Citations from this paper used in the wiki

  • “16% of colorectal carcinomas were found to be hypermutated: three-quarters of these had the expected high microsatellite instability, usually with hypermethylation and MLH1 silencing, and one-quarter had somatic mismatch-repair gene and polymerase e (POLE) mutations.”
  • “Excluding the hypermutated cancers, colon and rectum cancers were found to have considerably similar patterns of genomic alteration.”
  • “Twenty-four genes were significantly mutated, and in addition to the expected APC, TP53, SMAD4, PIK3CA and KRAS mutations, we found frequent mutations in ARID1A, SOX9 and FAM123B.”

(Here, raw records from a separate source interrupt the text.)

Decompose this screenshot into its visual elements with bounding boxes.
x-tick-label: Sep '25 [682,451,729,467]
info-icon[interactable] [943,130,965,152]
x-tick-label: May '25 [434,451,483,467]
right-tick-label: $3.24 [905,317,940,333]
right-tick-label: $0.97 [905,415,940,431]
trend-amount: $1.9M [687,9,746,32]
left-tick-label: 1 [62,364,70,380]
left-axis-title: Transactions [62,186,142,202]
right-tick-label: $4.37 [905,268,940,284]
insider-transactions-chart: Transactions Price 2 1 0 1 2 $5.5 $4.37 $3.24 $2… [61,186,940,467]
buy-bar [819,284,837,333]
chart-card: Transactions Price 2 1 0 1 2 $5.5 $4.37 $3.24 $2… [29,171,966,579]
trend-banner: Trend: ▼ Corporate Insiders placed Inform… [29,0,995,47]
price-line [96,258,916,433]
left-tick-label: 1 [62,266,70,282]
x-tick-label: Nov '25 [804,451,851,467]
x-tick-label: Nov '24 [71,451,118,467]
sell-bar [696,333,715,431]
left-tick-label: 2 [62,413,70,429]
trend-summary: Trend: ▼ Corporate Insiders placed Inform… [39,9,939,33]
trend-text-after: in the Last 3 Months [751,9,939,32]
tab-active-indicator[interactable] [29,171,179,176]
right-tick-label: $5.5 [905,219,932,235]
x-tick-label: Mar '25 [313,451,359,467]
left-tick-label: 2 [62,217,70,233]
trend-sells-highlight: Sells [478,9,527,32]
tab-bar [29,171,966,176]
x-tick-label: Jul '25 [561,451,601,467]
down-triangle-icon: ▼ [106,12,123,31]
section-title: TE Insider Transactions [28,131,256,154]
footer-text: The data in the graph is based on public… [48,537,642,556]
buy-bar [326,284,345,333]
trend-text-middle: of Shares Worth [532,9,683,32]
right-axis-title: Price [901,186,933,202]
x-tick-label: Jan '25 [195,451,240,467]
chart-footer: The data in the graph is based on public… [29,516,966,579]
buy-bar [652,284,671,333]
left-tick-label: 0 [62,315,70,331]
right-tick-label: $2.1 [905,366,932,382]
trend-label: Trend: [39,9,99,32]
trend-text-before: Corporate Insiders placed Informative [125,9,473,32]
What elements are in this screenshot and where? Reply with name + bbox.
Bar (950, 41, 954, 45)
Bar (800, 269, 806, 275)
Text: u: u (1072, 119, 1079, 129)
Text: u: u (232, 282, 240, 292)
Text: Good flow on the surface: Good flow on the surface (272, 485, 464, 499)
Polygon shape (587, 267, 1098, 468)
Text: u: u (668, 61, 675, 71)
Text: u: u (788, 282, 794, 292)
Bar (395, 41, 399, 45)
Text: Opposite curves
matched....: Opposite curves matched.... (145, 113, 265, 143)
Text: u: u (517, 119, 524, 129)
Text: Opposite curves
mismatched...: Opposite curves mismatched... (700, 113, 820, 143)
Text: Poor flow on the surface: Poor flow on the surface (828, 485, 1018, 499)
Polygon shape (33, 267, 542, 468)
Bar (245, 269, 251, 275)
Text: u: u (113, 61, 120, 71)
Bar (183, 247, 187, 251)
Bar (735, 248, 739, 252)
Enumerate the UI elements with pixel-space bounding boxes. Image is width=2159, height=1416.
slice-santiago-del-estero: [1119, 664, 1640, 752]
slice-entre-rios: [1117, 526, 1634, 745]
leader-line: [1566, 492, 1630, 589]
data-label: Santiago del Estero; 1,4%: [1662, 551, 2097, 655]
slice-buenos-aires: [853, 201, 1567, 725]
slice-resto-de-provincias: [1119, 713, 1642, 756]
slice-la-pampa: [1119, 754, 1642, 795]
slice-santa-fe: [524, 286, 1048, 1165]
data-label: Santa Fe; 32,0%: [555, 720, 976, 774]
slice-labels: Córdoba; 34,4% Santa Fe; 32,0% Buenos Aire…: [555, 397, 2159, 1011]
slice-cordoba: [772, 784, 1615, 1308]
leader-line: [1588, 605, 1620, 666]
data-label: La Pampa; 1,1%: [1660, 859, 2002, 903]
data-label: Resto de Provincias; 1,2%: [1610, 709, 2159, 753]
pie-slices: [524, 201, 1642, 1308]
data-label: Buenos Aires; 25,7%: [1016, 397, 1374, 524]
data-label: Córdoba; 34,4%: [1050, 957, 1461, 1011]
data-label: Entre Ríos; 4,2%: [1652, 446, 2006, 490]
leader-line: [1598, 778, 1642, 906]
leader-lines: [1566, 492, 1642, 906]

  • “An amplicon at 17q21.1, found in 4% of the tumours, contains seven genes, including the tyrosine kinase ERBB2.”
  • “We found a pattern of near exclusivity (corrected P < 0.01) of IGF2 overexpression with genomic events known to activate the PI3K pathway.”
  • “We found that the WNT signalling pathway was altered in 93% of all tumours.”
  • “We found that 55% of non-hypermutated tumours have alterations in KRAS, NRAS or BRAF, with a significant pattern of mutual exclusivity.”
  • “Co-occurrence of alterations involving the RAS and PI3K pathways in one-third of tumours (P = 0.039, Fisher’s exact test).”